Funds you deposit can be deployed into trades and positions by the key, but they cannot be withdrawn from your wallet by it. To move money out, log in to the Murmo app directly.
API keys are scoped to the REST API (/api/v1) and the real-time WebSocket gateways. They are not accepted on the GraphQL endpoint (/graphql), which is the interactive app surface and requires a full browser session. Using a key against GraphQL returns 403 Forbidden.

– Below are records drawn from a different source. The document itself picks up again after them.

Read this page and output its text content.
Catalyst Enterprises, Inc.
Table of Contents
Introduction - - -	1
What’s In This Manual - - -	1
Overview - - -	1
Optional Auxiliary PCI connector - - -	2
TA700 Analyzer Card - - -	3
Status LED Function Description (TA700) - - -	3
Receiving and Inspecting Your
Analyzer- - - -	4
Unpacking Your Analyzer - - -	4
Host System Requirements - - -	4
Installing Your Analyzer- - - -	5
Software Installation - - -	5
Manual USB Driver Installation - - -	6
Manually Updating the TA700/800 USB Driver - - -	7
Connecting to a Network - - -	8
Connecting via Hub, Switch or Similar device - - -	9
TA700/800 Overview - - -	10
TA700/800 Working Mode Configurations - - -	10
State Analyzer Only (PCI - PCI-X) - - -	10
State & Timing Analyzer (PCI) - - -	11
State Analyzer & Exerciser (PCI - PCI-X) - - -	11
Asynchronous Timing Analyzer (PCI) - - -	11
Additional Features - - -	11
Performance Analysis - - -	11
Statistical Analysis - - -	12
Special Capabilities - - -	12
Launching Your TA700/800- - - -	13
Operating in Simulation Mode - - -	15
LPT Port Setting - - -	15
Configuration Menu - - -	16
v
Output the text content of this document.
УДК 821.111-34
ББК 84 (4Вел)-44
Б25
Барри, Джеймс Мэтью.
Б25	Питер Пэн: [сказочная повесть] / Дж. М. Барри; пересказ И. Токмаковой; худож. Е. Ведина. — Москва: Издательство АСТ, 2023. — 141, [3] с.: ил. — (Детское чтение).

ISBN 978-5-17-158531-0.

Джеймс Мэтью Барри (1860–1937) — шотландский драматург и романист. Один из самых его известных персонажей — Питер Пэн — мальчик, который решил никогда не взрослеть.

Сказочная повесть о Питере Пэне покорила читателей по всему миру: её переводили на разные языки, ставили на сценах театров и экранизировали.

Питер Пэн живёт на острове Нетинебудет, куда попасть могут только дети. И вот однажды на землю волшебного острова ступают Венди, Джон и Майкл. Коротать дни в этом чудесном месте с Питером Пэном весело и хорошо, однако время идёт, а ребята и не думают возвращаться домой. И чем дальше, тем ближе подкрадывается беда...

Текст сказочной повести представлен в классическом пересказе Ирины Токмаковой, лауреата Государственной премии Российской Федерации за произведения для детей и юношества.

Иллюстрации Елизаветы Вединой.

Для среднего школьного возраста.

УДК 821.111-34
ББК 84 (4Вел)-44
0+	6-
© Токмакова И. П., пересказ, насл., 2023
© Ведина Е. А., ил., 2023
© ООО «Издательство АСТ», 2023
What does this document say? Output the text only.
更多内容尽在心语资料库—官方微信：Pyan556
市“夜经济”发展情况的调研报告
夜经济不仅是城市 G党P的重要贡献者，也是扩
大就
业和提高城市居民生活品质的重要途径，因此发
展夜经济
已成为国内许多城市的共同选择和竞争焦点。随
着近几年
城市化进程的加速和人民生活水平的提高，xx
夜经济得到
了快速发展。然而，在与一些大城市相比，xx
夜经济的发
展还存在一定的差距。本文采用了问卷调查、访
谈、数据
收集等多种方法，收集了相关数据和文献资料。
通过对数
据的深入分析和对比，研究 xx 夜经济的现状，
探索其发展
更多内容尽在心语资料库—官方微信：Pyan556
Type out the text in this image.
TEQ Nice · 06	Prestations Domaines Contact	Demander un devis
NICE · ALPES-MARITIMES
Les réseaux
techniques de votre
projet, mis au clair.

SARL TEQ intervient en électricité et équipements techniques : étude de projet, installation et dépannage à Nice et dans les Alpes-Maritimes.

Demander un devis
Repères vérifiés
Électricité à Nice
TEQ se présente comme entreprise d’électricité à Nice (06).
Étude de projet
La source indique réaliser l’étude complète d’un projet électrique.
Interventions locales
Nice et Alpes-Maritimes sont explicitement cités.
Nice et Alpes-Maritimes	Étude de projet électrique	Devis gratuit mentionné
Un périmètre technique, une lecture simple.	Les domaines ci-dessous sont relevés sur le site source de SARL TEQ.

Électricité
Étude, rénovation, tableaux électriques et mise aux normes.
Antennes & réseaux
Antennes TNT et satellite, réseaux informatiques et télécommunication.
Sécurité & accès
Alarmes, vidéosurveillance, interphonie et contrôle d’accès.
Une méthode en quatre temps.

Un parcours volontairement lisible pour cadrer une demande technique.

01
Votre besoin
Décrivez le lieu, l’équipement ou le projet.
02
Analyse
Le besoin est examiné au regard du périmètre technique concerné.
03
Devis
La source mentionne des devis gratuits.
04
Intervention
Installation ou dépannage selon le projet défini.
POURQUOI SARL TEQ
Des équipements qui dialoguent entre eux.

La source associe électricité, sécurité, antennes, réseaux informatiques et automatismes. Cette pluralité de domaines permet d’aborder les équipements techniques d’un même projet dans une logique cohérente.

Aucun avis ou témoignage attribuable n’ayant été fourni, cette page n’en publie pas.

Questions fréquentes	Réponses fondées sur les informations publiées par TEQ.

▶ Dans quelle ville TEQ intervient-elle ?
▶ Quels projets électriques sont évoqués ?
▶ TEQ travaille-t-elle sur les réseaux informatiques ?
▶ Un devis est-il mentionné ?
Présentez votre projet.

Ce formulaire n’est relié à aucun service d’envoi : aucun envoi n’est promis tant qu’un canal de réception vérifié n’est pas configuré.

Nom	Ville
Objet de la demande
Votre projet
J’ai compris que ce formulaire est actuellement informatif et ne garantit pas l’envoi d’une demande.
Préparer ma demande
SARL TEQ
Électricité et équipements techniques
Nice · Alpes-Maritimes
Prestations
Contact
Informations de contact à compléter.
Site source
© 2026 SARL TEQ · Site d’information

Inspect the current credential

Call GET /api/v1/me to confirm the key is valid, see its metadata (never the secret itself), and check your current rate-limit budget.
curl
curl https://api.alpha-labs.trade/api/v1/me \
  -H "Authorization: Bearer $MURMO_API_KEY"
Response
{
  "data": {
    "userId": "d66bafb2-...",
    "authMethod": "apiKey",
    "apiKey": {
      "id": "ak_...",
      "label": "my-bot",
      "prefix": "murmo_froc",
      "lastUsedAt": "2026-06-02T19:00:00.000Z",
      "expiresAt": null,
      "createdAt": "2026-05-20T12:00:00.000Z"
    },
    "rateLimit": { "limit": 1200, "windowSeconds": 60 }
  }
}
The prefix field — for example murmo_froc — is enough to identify which key you’re using in logs without exposing the secret.

Rate limits

API-key traffic is limited to 1,200 requests per 60-second rolling window. Exceeding the limit returns 429 Too Many Requests. Back off and retry after the window resets. Your current limit and window size are always visible in the rateLimit object on GET /api/v1/me.
If you’re polling for live prices or chat messages, switch to WebSockets instead. It’s lower latency and doesn’t count against your REST rate budget.

WebSocket authentication

The same murmo_ key authenticates the real-time WebSocket gateways. Pass it in the Socket.IO handshake’s auth.token field — or as an Authorization: Bearer header — and never in the query string.
JavaScript
import { io } from "socket.io-client";

const socket = io("wss://api.alpha-labs.trade/perps", {
  transports: ["websocket"],
  auth: { token: process.env.MURMO_API_KEY }, // "murmo_..."
});
See the Real-time overview for available namespaces and events.

Error reference

StatusMeaning
401 UnauthorizedThe Authorization header is missing, malformed, or the key is invalid. Check that the key starts with murmo_ and is formatted as Bearer murmo_....
403 ForbiddenThe key is valid but the action is not permitted — for example, you are not a member of the target group, or the action requires an in-app session (such as a withdrawal).
429 Too Many RequestsYou have exceeded 1,200 requests in the current 60-second window. Back off and retry.
See Errors for full response shapes and error codes.

Security checklist

Apply these three practices before you ship any bot or agent to production.
1

Store the key in a secret manager

Use an environment variable or a secrets manager (e.g. AWS Secrets Manager, HashiCorp Vault) — never hard-code it in source files or commit it to a repository. If you accidentally expose it in a commit, rotate it immediately.
2

Transmit it only over HTTPS or WSS

Always use TLS. HTTP or WS (plain-text) connections must never carry your key. When logging request metadata, log the prefix field (murmo_froc...) rather than the full key value.
3

Rotate the key if it is ever exposed

Revoke the compromised key in the Murmo app and create a new one. Keys can also be given labels and expiry dates in the app to limit their lifetime by design.